[<prev] [next>] [<thread-prev] [thread-next>] [day] [month] [year] [list]
Message-ID: <1e016926-b965-3b71-07e1-1f63bc45f1a0@arm.com>
Date: Mon, 30 Jan 2023 15:13:22 +0000
From: Robin Murphy <robin.murphy@....com>
To: Niklas Schnelle <schnelle@...ux.ibm.com>,
Joerg Roedel <joro@...tes.org>, Will Deacon <will@...nel.org>,
Jason Gunthorpe <jgg@...dia.com>,
Wenjia Zhang <wenjia@...ux.ibm.com>
Cc: Matthew Rosato <mjrosato@...ux.ibm.com>,
Gerd Bayer <gbayer@...ux.ibm.com>,
Pierre Morel <pmorel@...ux.ibm.com>, iommu@...ts.linux.dev,
linux-s390@...r.kernel.org, borntraeger@...ux.ibm.com,
hca@...ux.ibm.com, gor@...ux.ibm.com,
gerald.schaefer@...ux.ibm.com, agordeev@...ux.ibm.com,
svens@...ux.ibm.com, linux-kernel@...r.kernel.org,
Julian Ruess <julianr@...ux.ibm.com>
Subject: Re: [PATCH v5 5/7] iommu/dma: Allow a single FQ in addition to
per-CPU FQs
On 2023-01-24 12:50, Niklas Schnelle wrote:
> In some virtualized environments, including s390 paged memory guests,
> IOTLB flushes are used to update IOMMU shadow tables. Due to this, they
> are much more expensive than in typical bare metal environments or
> non-paged s390 guests. In addition they may parallelize more poorly in
> virtualized environments. This changes the trade off for flushing IOVAs
> such that minimizing the number of IOTLB flushes trumps any benefit of
> cheaper queuing operations or increased paralellism.
>
> In this scenario per-CPU flush queues pose several problems. Firstly
> per-CPU memory is often quite limited prohibiting larger queues.
> Secondly collecting IOVAs per-CPU but flushing via a global timeout
> reduces the number of IOVAs flushed for each timeout especially on s390
> where PCI interrupts may not be bound to a specific CPU.
>
> Thus let's introduce a single flush queue mode IOMMU_DOMAIN_DMA_SQ that
> reuses the same queue logic but only allocates a single global queue
> allowing larger batches of IOVAs to be freed at once and with larger
> timeouts.

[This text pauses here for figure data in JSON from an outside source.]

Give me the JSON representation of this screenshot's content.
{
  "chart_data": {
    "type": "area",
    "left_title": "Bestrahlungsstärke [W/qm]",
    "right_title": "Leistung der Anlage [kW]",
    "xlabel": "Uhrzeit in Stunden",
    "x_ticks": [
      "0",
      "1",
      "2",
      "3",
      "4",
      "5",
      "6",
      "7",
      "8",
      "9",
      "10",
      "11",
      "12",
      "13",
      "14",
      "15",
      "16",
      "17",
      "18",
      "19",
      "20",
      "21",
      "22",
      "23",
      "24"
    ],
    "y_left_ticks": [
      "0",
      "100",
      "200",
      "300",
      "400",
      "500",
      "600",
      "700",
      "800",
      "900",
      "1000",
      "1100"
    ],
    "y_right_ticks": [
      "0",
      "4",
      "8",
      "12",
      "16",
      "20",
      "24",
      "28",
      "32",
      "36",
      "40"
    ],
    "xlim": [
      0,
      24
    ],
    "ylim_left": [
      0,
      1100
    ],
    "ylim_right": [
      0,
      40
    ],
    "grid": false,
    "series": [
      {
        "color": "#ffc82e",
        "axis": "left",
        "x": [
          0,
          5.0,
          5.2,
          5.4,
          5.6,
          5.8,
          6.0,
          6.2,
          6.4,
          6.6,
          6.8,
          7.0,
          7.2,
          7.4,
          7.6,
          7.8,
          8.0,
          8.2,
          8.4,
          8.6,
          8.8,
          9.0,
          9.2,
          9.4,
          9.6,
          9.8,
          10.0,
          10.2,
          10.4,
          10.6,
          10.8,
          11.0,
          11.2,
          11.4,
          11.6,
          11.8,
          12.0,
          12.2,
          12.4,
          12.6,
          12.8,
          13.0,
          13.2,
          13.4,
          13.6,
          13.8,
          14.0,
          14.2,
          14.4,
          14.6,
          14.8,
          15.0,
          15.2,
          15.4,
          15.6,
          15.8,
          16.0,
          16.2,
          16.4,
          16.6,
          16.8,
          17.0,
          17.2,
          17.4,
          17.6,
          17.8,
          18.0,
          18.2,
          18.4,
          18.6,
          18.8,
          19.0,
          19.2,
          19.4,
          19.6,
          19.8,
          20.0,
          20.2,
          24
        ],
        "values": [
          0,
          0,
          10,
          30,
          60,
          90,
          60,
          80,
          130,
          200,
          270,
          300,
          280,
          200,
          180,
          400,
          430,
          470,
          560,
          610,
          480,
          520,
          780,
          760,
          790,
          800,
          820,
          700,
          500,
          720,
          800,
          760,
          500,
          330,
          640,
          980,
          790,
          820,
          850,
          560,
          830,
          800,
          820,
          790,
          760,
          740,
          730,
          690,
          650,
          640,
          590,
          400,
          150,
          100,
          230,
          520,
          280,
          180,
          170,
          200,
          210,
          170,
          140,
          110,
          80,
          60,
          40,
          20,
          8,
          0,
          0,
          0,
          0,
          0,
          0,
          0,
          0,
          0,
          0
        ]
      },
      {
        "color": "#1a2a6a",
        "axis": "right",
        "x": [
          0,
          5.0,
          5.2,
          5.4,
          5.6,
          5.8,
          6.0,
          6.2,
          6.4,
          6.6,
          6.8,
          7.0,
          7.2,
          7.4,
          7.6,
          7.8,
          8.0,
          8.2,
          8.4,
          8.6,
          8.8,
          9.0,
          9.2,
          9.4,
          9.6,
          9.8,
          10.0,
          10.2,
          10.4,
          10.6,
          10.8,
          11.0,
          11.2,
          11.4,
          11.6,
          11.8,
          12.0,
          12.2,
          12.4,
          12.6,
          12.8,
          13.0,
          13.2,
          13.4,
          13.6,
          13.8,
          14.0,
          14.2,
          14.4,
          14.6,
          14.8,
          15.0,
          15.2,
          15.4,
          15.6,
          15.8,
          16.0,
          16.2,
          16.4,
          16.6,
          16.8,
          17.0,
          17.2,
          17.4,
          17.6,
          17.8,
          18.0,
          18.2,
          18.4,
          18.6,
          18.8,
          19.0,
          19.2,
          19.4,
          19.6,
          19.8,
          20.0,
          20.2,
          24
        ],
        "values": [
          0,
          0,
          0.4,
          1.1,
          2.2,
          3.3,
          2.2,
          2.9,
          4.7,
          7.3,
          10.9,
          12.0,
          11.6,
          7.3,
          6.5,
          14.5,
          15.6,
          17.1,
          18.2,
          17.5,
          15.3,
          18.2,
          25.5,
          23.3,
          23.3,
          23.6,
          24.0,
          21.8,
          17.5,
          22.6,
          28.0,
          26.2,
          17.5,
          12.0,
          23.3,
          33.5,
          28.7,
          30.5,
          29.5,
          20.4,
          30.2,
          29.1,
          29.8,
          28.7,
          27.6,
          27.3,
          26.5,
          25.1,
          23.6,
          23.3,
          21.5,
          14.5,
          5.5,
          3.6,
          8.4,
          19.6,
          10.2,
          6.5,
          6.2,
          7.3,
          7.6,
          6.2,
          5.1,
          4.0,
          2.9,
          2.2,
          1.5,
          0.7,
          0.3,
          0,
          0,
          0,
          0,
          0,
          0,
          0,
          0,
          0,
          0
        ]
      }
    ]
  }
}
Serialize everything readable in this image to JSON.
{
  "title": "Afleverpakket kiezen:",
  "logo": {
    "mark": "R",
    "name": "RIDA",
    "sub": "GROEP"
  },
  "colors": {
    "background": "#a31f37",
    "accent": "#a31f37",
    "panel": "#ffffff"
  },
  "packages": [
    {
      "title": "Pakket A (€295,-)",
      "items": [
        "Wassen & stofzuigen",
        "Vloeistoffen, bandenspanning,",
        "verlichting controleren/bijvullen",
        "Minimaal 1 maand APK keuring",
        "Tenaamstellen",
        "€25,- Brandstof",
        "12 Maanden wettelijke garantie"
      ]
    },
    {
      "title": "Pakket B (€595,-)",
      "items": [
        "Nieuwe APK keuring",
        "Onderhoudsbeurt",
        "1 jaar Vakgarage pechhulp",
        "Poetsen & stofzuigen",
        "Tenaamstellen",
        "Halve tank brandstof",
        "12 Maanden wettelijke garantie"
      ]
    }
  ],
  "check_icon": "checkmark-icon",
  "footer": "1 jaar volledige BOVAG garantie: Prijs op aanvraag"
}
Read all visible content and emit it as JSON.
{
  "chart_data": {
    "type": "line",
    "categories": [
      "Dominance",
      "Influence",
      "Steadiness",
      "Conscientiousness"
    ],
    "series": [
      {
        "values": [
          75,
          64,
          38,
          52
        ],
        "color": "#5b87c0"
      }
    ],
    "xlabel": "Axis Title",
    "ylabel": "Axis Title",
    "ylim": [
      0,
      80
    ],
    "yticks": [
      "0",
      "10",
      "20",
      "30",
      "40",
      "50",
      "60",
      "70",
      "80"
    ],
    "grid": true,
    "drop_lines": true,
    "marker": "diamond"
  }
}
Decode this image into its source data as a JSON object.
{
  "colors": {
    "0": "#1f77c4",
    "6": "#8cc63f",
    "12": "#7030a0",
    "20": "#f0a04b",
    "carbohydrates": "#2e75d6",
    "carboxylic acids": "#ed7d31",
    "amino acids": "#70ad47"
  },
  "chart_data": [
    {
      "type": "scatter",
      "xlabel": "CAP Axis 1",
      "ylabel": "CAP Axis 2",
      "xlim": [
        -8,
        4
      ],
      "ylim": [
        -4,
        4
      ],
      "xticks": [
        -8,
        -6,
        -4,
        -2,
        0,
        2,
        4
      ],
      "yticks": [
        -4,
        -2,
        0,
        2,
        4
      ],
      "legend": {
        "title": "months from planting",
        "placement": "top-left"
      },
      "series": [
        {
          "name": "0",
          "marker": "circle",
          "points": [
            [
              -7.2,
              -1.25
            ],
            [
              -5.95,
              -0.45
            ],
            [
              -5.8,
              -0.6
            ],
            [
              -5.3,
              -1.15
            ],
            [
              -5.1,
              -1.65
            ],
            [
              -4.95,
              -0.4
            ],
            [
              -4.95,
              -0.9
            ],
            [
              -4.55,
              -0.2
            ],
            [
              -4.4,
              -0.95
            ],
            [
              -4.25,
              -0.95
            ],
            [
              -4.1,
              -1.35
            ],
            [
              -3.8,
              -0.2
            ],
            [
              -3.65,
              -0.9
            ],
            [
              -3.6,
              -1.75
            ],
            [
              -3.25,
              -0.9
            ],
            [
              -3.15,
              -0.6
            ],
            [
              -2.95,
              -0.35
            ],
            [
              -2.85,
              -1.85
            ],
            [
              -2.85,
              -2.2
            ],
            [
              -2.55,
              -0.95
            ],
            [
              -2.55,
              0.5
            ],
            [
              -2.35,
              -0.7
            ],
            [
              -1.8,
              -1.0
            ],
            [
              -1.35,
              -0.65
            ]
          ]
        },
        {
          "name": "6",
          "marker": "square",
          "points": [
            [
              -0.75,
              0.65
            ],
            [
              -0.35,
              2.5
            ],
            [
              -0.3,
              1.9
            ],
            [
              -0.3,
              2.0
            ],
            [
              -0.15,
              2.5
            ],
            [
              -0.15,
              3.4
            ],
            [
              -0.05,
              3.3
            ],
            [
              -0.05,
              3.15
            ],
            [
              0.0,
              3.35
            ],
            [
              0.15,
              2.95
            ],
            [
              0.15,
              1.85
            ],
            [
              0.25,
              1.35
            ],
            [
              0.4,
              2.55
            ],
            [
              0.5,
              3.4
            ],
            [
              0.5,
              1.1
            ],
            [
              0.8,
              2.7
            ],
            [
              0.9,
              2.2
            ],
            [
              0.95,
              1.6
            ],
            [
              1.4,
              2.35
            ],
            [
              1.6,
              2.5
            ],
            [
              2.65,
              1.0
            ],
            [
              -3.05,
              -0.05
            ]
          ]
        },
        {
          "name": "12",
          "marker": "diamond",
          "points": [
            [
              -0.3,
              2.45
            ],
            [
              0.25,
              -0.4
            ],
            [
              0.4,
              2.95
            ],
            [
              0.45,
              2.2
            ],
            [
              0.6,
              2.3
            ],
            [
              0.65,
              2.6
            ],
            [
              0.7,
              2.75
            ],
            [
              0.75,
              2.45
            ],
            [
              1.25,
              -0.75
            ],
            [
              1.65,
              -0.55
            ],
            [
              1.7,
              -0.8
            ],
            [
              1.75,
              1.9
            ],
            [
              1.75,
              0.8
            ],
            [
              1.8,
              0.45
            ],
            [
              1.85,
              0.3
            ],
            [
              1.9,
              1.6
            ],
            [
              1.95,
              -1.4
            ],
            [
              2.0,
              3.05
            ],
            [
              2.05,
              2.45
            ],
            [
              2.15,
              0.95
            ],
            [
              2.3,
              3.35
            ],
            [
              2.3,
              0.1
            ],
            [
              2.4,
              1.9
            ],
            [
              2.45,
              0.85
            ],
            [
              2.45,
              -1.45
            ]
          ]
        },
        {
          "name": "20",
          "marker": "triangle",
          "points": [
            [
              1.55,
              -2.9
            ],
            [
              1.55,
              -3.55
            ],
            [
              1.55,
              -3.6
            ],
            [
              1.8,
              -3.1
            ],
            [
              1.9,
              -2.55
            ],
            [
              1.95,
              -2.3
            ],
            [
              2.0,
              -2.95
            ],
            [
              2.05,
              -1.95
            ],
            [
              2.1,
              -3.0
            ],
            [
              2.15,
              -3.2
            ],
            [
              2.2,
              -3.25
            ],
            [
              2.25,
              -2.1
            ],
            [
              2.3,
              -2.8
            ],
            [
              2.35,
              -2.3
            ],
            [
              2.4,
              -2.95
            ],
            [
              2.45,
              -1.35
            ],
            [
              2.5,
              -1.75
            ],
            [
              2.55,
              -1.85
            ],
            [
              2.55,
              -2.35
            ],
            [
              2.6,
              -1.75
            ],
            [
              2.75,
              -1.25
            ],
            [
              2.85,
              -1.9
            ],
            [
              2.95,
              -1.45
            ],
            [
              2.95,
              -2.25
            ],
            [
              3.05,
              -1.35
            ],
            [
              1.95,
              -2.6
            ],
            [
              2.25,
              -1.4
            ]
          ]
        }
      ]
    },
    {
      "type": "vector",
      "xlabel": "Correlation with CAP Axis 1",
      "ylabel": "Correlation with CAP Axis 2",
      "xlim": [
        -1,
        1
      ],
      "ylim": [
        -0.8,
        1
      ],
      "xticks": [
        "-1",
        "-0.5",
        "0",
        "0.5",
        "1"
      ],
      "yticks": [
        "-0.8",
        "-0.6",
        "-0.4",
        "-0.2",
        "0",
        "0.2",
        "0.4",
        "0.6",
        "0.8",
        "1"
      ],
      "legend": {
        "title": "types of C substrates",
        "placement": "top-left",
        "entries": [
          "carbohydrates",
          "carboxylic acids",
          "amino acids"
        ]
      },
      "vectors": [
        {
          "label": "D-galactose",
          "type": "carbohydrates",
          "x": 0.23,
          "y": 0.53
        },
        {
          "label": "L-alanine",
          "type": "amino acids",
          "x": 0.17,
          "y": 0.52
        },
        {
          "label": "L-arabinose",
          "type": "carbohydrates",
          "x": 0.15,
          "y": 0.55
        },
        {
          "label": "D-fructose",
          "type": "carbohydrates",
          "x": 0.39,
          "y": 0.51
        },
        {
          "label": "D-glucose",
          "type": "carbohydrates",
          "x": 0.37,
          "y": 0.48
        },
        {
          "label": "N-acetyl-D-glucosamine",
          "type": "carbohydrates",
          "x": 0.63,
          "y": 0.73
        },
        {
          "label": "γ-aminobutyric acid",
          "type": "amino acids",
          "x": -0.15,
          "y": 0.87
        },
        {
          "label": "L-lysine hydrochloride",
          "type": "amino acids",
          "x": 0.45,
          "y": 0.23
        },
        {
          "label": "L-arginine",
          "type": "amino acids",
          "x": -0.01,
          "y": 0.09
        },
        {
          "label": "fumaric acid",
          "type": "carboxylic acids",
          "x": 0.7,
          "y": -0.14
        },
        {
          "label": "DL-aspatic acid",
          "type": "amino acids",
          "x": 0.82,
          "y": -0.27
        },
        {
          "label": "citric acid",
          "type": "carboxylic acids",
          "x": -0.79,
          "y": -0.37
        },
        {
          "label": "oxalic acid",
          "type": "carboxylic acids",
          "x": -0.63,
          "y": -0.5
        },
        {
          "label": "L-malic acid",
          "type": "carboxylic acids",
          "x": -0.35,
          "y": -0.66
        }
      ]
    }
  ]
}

This is to allow the common IOVA flushing code to more closely
> resemble the global flush behavior used on s390's previous internal DMA
> API implementation.
>
> As we now support two different variants of flush queues rename the
> existing __IOMMU_DOMAIN_DMA_FQ to __IOMMU_DOMAIN_DMA_LAZY to indicate
> the general case of having a flush queue and introduce separate
> __IOMMU_DOMAIN_DMA_PERCPU_Q and __IOMMU_DOMAIN_DMA_SINGLE_Q bits to
> indicate the two queue variants.
Is there any actual need for the flush queue type to vary on a
per-domain basis? All the descriptions here seem to imply that in fact
it's always going to be a global decision one way or the other on s390,
so if that's all we really need, we can save ourselves a bunch of
trouble here by not having to mess with the core code at all, and just
having some kind of switch in iommu-dma.
Either way, the more I think about this the more I'm starting to agree
that adding more domain types for iommu-dma policy is a step in the
wrong direction. If I may, I'd like to fall back on the "or at least
some definite internal flag" part of my original suggestion :)
Thanks,
Robin.
> Link: https://lore.kernel.org/linux-iommu/3e402947-61f9-b7e8-1414-fde006257b6f@arm.com/
> Signed-off-by: Niklas Schnelle <schnelle@...ux.ibm.com>
> ---
> v4 -> v5:
> - Fixed iommu_group_store_type() mistakenly initializing DMA-SQ instead of
> DMA-FQ. This was caused by iommu_dma_init_fq() being called before
> domain->type is set, instead pass the type as paramater. This also closes
> a window where domain->type is still DMA while the FQ is already used. (Gerd)
> v2 -> v3:
> - Rename __IOMMU_DOMAIN_DMA_FQ to __IOMMU_DOMAIN_DMA_LAZY to make it more clear
> that this bit indicates flush queue use independent of the exact queuing
> strategy
>
> drivers/iommu/dma-iommu.c | 155 ++++++++++++++++++++++++++++---------
> drivers/iommu/dma-iommu.h | 4 +-
> drivers/iommu/iommu.c | 16 ++--
> drivers/iommu/s390-iommu.c | 1 +
> include/linux/iommu.h | 14 +++-
> 5 files changed, 142 insertions(+), 48 deletions(-)
>
> diff --git a/drivers/iommu/dma-iommu.c b/drivers/iommu/dma-iommu.c
> index f798c44e0903..d13ca6db0012 100644
> --- a/drivers/iommu/dma-iommu.c
> +++ b/drivers/iommu/dma-iommu.c
> @@ -48,8 +48,11 @@ struct iommu_dma_cookie {
> /* Full allocator for IOMMU_DMA_IOVA_COOKIE */
> struct {
> struct iova_domain iovad;
> -
> - struct iova_fq __percpu *fq; /* Flush queue */
> + /* Flush queue */
> + union {
> + struct iova_fq *single_fq;
> + struct iova_fq __percpu *percpu_fq;
> + };
> /* Number of TLB flushes that have been started */
> atomic64_t fq_flush_start_cnt;
> /* Number of TLB flushes that have been finished */
> @@ -151,25 +154,44 @@ static void fq_flush_iotlb(struct iommu_dma_cookie *cookie)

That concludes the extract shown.